As for other markets, the STOXX 600 (+1.66%) was buoyed by the fiscal story while HY spreads in the US and Europe were also -7.4bps and -3.2bps tighter respectively. Oil bounced back +3.43% after its recent selloff, while Gold again flirted with the $1500 level without firmly breaking out. It’s nudged back above this morning. EM assets performed well, with equities up +1.23% and Latin American currencies leading FX gains, especially the Brazilian real (+1.27%) and the Mexican peso (+0.92%).
Overnight, we have fresh trade headlines with Bloomberg reporting that the White House is holding off on a decision about licenses for US companies to restart business with Huawei after China said that it was halting purchases of US farming goods. Huawei suppliers Micron Technology (-1.34% ), Western Digital (-1.0% ), Qualcomm (-1.36% ), Xilinx (-0.82%) and NeoPhotonics (-6.31%) all fell in after-hours trading after news of the delay in license approvals.
The above news has poured a little cold water on the risk-on sentiment from yesterday as Asian equity markets are trading mixed with the Shanghai Comp (-0.37%) and Hang Seng (-0.18%) down while the Nikkei (+0.60%) and Kospi (+1.13%) are up. Meanwhile, all G10 currencies are trading higher this morning (c. +0.1% - +0.2% range) and the Chinese onshore yuan is trading at 7.0512 (-0.09%) after another slightly stronger fixing than expected. Elsewhere, futures on the S&P 500 are down -0.43%. We should also note that we’ve had the latest inflation data out of China where June CPI and PPI came in at +2.8% yoy (vs. +2.7% yoy expected) and -0.3% yoy (vs. -0.1% expected) respectively. The yoy decline in PPI is the first since September 2016. Meanwhile, the preliminary Q2 GDP data in Japan surprised on the upside at an annualized +1.8% qoq (vs +0.5% qoq expected and +2.8% qoq last quarter). Business spending (at +1.5% qoq vs. +0.8% qoq expected) and consumer spending (+0.6% qoq vs. +0.7% qoq expected) helped, with the latter getting lift from a 10-day public holiday and shoppers making purchases ahead of a planned sales-tax hike in October. This suggests that we should be a bit wary of reading too much into this surprise. Government spending also supported the expansion, contributing a surprisingly strong 0.7 pp to the annualized GDP growth figure.

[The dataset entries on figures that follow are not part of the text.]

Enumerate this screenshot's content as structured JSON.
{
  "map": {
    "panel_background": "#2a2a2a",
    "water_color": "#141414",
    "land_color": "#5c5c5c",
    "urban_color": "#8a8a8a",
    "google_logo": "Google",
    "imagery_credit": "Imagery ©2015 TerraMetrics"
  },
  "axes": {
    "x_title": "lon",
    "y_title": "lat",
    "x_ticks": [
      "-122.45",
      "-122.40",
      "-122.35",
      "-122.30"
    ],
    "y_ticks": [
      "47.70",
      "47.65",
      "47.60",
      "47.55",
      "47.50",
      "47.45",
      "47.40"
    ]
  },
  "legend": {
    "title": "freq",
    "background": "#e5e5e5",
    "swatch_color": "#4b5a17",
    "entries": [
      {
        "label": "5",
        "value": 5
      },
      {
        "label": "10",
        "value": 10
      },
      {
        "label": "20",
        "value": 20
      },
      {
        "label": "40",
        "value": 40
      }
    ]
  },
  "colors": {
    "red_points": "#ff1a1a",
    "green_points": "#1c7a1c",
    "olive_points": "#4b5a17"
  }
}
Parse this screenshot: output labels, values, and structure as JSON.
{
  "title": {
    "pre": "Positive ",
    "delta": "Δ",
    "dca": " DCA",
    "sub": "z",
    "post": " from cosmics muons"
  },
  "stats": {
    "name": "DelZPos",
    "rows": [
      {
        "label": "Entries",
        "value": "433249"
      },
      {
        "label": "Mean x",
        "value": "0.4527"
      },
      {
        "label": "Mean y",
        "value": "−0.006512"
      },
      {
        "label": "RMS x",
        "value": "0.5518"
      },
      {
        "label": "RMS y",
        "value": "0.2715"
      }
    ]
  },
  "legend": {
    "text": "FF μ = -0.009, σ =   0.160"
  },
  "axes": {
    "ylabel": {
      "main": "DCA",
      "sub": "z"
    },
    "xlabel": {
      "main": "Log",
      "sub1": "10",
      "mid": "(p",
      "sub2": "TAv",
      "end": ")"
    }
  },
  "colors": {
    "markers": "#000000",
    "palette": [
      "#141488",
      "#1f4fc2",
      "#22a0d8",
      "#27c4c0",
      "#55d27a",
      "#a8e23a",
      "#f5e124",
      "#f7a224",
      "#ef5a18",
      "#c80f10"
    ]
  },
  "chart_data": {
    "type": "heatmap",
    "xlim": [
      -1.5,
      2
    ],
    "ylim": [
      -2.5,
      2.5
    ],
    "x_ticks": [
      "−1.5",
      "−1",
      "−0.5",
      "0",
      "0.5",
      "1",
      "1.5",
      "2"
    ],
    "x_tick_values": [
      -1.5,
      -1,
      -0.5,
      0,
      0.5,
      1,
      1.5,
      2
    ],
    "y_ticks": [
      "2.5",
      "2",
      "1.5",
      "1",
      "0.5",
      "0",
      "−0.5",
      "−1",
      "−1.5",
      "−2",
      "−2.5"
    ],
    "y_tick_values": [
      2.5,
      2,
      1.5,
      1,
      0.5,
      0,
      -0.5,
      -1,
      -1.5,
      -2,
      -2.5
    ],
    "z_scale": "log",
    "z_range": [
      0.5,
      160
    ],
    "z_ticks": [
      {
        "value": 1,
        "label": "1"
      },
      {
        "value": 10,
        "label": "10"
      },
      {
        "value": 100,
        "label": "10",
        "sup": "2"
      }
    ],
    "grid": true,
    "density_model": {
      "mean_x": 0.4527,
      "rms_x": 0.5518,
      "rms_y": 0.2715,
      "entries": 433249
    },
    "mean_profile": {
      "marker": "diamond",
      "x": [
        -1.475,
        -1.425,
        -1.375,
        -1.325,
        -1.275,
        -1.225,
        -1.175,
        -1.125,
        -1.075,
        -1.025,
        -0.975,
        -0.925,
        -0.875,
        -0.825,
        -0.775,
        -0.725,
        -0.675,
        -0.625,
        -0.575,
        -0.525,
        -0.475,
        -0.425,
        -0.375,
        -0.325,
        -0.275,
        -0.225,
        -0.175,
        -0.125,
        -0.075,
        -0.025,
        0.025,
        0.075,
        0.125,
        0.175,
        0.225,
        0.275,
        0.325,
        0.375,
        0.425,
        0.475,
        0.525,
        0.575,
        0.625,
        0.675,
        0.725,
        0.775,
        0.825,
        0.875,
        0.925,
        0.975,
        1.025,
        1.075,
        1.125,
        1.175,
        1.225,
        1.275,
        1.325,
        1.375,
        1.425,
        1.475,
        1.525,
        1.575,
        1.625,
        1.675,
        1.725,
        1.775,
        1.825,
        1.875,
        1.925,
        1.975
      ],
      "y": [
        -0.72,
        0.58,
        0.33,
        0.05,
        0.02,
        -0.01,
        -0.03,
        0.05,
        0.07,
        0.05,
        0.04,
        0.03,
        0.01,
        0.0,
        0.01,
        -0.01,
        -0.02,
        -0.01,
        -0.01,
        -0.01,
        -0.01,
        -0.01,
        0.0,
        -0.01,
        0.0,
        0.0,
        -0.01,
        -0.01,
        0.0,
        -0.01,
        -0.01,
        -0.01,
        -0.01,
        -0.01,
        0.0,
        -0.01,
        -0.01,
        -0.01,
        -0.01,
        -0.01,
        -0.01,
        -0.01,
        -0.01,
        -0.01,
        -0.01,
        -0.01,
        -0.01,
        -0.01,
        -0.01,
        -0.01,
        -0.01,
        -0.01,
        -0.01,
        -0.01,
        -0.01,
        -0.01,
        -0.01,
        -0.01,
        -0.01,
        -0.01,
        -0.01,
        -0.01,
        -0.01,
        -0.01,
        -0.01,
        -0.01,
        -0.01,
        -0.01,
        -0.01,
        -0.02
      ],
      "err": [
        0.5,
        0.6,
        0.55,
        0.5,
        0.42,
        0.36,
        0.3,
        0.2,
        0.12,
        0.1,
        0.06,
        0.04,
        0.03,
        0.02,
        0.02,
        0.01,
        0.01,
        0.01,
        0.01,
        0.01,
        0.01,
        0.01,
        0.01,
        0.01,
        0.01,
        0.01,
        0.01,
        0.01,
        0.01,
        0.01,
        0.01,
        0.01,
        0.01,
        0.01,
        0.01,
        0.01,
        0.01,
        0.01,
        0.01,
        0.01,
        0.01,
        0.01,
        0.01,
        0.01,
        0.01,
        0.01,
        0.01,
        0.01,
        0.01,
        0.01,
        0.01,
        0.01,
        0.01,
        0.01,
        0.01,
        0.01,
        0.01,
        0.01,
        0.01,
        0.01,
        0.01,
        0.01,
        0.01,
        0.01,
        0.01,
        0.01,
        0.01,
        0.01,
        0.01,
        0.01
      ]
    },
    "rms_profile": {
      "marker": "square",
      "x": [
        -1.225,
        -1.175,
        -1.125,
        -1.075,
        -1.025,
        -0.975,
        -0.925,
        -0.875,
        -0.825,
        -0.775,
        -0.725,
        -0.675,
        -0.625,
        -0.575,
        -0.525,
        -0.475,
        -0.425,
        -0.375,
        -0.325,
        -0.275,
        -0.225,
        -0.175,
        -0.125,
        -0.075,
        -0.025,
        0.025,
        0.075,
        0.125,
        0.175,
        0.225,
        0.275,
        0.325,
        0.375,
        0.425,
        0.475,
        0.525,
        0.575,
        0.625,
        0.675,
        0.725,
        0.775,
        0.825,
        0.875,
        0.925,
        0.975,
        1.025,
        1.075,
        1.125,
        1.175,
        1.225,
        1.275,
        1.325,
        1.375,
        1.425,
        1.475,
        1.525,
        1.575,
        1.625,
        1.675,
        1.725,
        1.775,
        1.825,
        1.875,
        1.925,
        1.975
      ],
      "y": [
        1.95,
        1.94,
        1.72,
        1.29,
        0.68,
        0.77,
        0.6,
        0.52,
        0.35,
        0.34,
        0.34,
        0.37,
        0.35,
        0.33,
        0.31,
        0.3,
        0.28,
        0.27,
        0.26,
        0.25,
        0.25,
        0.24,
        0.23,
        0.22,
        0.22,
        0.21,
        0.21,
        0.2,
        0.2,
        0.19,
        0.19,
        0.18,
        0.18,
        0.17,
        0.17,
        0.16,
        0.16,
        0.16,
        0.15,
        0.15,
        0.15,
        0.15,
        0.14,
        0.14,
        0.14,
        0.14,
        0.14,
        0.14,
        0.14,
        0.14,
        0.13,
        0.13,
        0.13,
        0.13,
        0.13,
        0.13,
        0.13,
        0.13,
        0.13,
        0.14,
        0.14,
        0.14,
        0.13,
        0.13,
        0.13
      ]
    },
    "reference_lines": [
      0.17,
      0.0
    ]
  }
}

In other news, the BoJ made changes to its bond purchase amounts in three different maturity zones at its regular operation today, which seems like an attempt to limit yield curve flattening. They cut the purchases of 3-5yr bonds (at JPY 360b vs. 380bn in previous auction) and increased buying of 1-3yr debt (at JPY 400bn vs. 380bn). Purchases of 10-25yr bonds was also reduced to JPY 160bn from JPY 180bn. Despite the reduction in purchases at the longer end, the yield on 10yr JGBs are down -1.5bps this morning to -0.217%. Elsewhere, Bloomberg reported that Turkey's central bank removed at least nine high-ranking officials, including chief economist Hakan Kara, yesterday. Other officials removed from duty include the bank’s head of research, banking department chief, risk management chief and the institutional transformation manager.
On yesterday's data front, the only noteworthy releases were in the US, where jobless claims fell by 8k to 209k. That's right around their recent lows. Wholesale inventories were flat, compared to expectations for a 0.2% mom increase. That means that inventories, which had dragged around -0.9pp on the first estimate of US second quarter GDP growth, will likely provide an even bigger drag in the second estimate.
To the day ahead now, which this morning includes June trade data in Germany and June industrial production in France and the UK. We’ll also get the preliminary Q2 and June GDP readings in the UK along with June manufacturing production and trade data. In the afternoon the big release in the US is the July PPI report.